Conformément aux dispositions de l'article 61 de la Constitution, nous avons l'honneur de déférer au Conseil Constitutionnel la Convention Franco-Allemande sur l'entraide judiciaire.

Nous estimons premièrement que la convention Franco-Allemande déroge par les possibilités d'intervention qu'elle ouvre à des fonctionnaires et magistrats d'un autre Etat au principe de l'indépendance de l'autorité judiciaire reconnue par l'article 64 de la Constitution et au droit d'asile reconnu dans le préambule.

Nous estimons deuxièmement que la convention Franco-Allemande déroge à une convention en vigueur : la convention Européenne d'entraide judiciaire signée en 1959 et ratifiée par la France.

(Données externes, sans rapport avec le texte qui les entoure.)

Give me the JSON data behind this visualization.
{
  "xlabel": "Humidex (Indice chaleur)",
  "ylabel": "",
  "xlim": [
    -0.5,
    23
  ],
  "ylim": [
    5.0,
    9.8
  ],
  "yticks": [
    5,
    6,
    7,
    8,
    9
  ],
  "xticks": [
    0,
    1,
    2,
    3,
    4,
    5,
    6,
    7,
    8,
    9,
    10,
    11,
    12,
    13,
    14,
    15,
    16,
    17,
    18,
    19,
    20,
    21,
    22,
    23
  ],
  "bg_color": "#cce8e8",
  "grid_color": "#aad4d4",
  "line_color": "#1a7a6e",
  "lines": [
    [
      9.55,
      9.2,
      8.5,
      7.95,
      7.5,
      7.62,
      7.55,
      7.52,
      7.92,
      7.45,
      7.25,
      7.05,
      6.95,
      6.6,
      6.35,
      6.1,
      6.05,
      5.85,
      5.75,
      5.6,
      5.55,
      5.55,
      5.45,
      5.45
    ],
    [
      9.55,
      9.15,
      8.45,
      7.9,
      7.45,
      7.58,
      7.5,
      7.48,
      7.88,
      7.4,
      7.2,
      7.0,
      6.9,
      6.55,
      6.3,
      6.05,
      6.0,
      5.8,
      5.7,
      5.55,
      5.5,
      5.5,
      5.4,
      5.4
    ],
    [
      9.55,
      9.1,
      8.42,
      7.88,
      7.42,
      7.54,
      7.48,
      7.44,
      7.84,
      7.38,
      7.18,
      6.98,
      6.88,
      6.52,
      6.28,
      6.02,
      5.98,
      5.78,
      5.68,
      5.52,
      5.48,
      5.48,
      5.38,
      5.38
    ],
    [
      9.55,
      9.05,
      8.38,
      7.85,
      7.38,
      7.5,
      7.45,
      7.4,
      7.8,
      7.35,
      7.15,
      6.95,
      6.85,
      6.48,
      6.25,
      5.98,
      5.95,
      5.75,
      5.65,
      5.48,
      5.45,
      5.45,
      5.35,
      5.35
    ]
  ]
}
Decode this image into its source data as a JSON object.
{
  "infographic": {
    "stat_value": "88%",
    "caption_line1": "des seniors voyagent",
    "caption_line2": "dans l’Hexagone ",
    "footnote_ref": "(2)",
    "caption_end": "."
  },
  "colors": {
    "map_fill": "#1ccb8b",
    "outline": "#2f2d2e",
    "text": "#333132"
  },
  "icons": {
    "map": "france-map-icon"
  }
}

L'article 2 de cette Convention Européenne précise les cas dans lesquels l'entraide judiciaire pourrait être refusée.

Il s'agit des cas où la partie requise considèrerait que la demande se rapporterait à des infractions politiques, à des infractions connexes à des infractions politiques ou à des infractions fiscales, et du cas où la partie requise estimerait que l'exécution de la demande serait de nature à porter atteinte à la souveraineté, à la sécurité, à l'ordre public ou à d'autres intérêts essentiels de son pays.

L'article 3 de la convention Franco-Allemande stipule : "Pour l'application de l'article 3, paragraphe 1er (les commissions rogatoires) de la Convention Européenne, la demande d'un juge de l'Etat requérant en vue d'une perquisition, d'une saisie ou d'une remise d'objets a dans l'Etat requis la même valeur qu'une décision judiciaire rendue aux mêmes fins dans cet Etat".

Ce paragraphe déroge à l'article 2 de la Convention Européenne en ce sens que l'Etat requis ne pourra plus faire prévaloir ses intérêts nationaux où le caractère politique d'une infraction dont l'application n'est pas la même en France et en RFA pour opposer un refus à la demande d'entraide judiciaire qui lui aura été transmise.

Les garanties importantes contenues dans la Convention de 1959 quant à l'indépendance et aux intérêts du pays requis, sont ainsi mises en cause.

Or, si la Convention Européenne autorise en son article 26, paragraphe 3 les parties contractantes à "conclure entre elles des accords bilatéraux ou multilatéraux relatifs à l'entraide judiciaire en matière pénale", seulement pour "compléter les dispositions de la présente convention ou pour faciliter l'application des principes contenus dans celle-ci", en aucun cas elle n'autorise les parties contractantes à y déroger par une convention bilatérale.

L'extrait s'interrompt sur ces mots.